In america ad esempio per ottenere una dichiarazione di colpevolezza si cerca di stabilire una cauzione elevata in modo che l'imputato non abbia modo di pagarla trovandosi costretto a quelle "strumentale" esperienza del carcere.

Secondo segreto: la pena

I più coraggiosi che scelgono di affrontare il processo con la possibilità non poi così tanto remota di diventare vittima di mala giustizia, rischiano una pena più severa in caso condanna e ciò indipendentemente dalla loro reale colpevolezza o innocenza. L'esito del giudizio sembra che in genere sia influenzato dal comportamento dell'imputato e facilmente un innocente potrebbe essere considerato non collaborativo. Per dirla con le parole di Marcello Marchesi "l'innocente è sempre colpevole di avere, con il suo maldestro comportamento, indotto la giustizia in errore".

Un caso significativo di un innocente che ha confessato proprio per il timore di una condanna troppo severa è stato oggetto anche di un film realizzato nel 2013 "Devil's Knot - Fino a prova contraria", diretto da Atom Egoyan. La pellicola ripercorre la vicenda di tre ragazzi oggi conosciuti come i "I Tre di West Memphis". Si tratta di tre adolescenti Damien Echols, Jessie Misskelley Jr. e Jason Baldwin, che furono accusati dell'omicidio di tre bambini.
Il processo attirò l'attenzione mediatica ma non c'erano prove a carico dei tre giovani imputati.

Ciò nonostante il procedimento si concluse con una condanna di Echols, alla pena di morte mentre Baldwin e Misskelley Jr., di 16 e 17 anni, furono condannati all'ergastolo

. Sicuramente a influenzare il verdetto c'era stata la confessione di Misskelley avvenuta nel coso di un interrogatorio durato 12 ore e senza l'assistenza di un legale. Il ragazzo disse di aver preso parte agli omicidi dei tre bambini. Ma nel corso della confessione Misskelley dimostrò grande confusione tanto che successivamente il dottor Richard Ofshe esperto di confessioni false o estorte, dopo aver ascoltato il nastro degli interrogatori, disse che con certezza quella confessione era stata forzata.

In sostanza nella confessione si era affermato:
- che le vittime erano state uccise in uno orario incompatibile con il fatto che in quell'orario si trovavano a scuola
- che le vittime erano state legate con una corda, mentre in realtà erano state legate con le stringhe delle loro scarpe;
- che un bambino era stato soffocato con un bastone mentre il patologo aveva accertato che non vi erano prove di strangolamento;
- che i ragazzi erano stati violentati mentre in realtà il medico legale non aveva trovato alcuna prova al riguardo;
- che gli omicidi erano avvenuti sul luogo dove furono trovati i corpi, quando in realtà il medico legale aveva affermato che sulla scena del crimine non era stato rinvenuto sangue.

Terzo segreto: la presunzione di innocenza

La presunzione di innocenza spesso non esiste. Molti degli imputati sono considerati colpevoli prima ancora di una sentenza di condanna. E raramente viene osservato quel "dovere del dubbio" nei confronti di ogni imputato.
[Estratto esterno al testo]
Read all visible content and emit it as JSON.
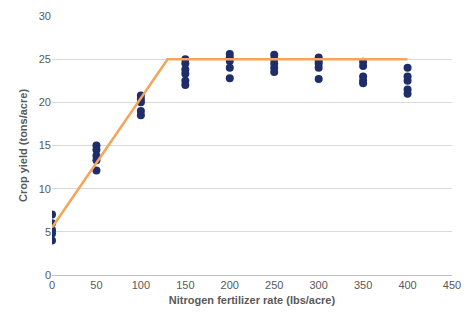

Occorrerebbe invece sempre ospitare il sospetto che un imputato potrebbe essere solo la vittima di un equivoco. Ma come scriveva François de La Rochefoucauld "L'innocenza è ben lungi dal trovare tanta protezione quanta ne trova il crimine".
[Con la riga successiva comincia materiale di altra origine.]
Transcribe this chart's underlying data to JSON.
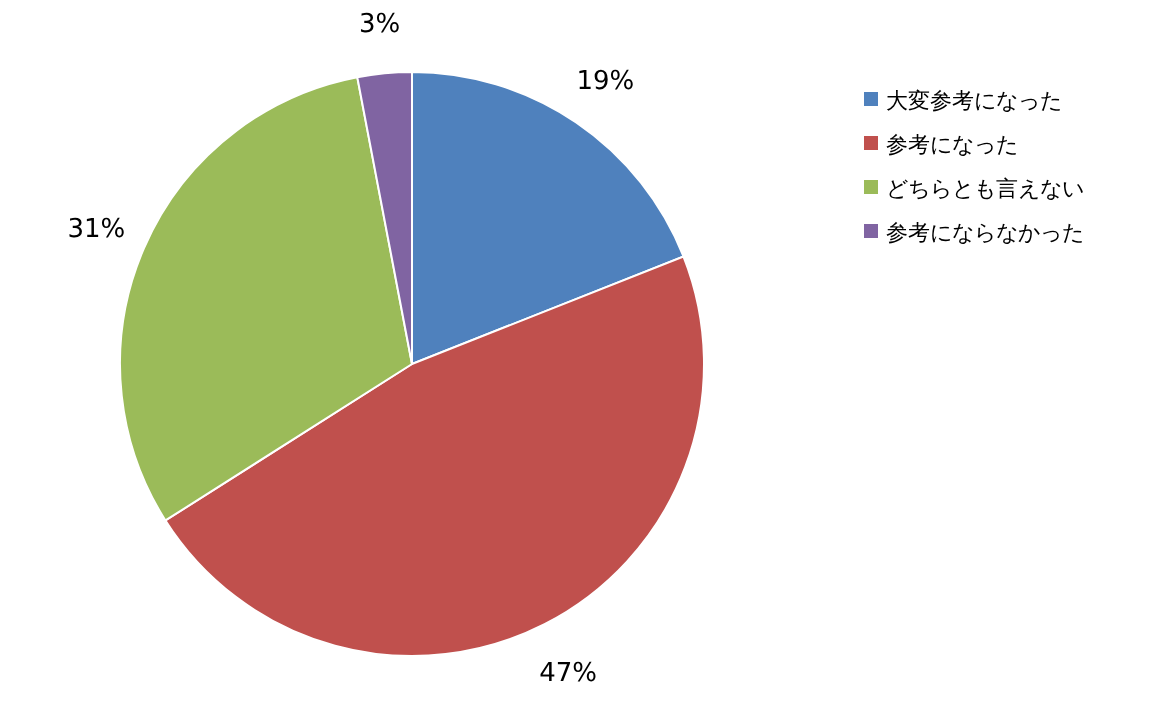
{
  "chart_data": {
    "type": "pie",
    "categories": [
      "大変参考になった",
      "参考になった",
      "どちらとも言えない",
      "参考にならなかった"
    ],
    "values": [
      19,
      47,
      31,
      3
    ],
    "colors": [
      "#4f81bd",
      "#c0504d",
      "#9bbb59",
      "#8064a2"
    ],
    "value_labels": [
      "19%",
      "47%",
      "31%",
      "3%"
    ],
    "legend": "right"
  }
}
Quarto segreto: le discriminazioni

Meno segrete ma non per questo da ignorare, infine, sono le discriminazioni che molte persone continuano a subire ancora oggi per questioni di estrazione sociale e in alcuni stati purtroppo anche per ragioni di razza.
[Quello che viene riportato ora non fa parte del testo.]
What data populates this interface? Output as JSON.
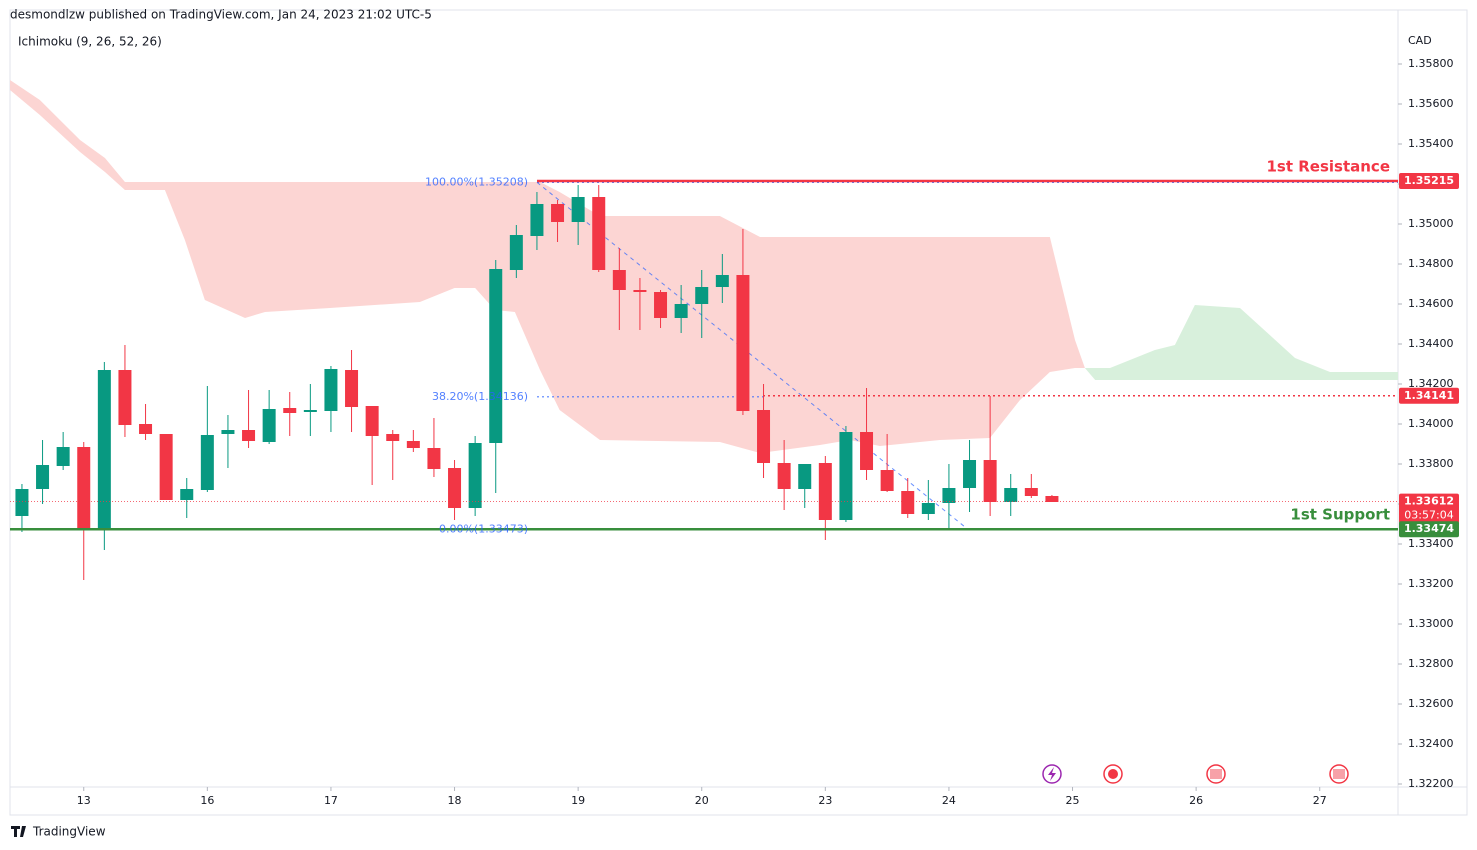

Se poi pensiamo al nostro Paese non possiamo non ricordare lo scorso anno che il Procuratore generale della Corte d'Appello di Palermo, nel corso della cerimonia d'inaugurazione dell'anno giudiziario affermò che "L'attuale composizione sociale della popolazione carceraria è per molti versi analoga a quella dell'Italia del 1860. Oggi come ieri in carcere a espiare la pena finiscono soprattutto esponenti dei ceti popolari e coloro che occupano i gradini più bassi della piramide sociale, oltre che gli esponenti della criminalità organizzata. La quota di colletti bianchi in espiazione di pena è statisticamente irrilevante".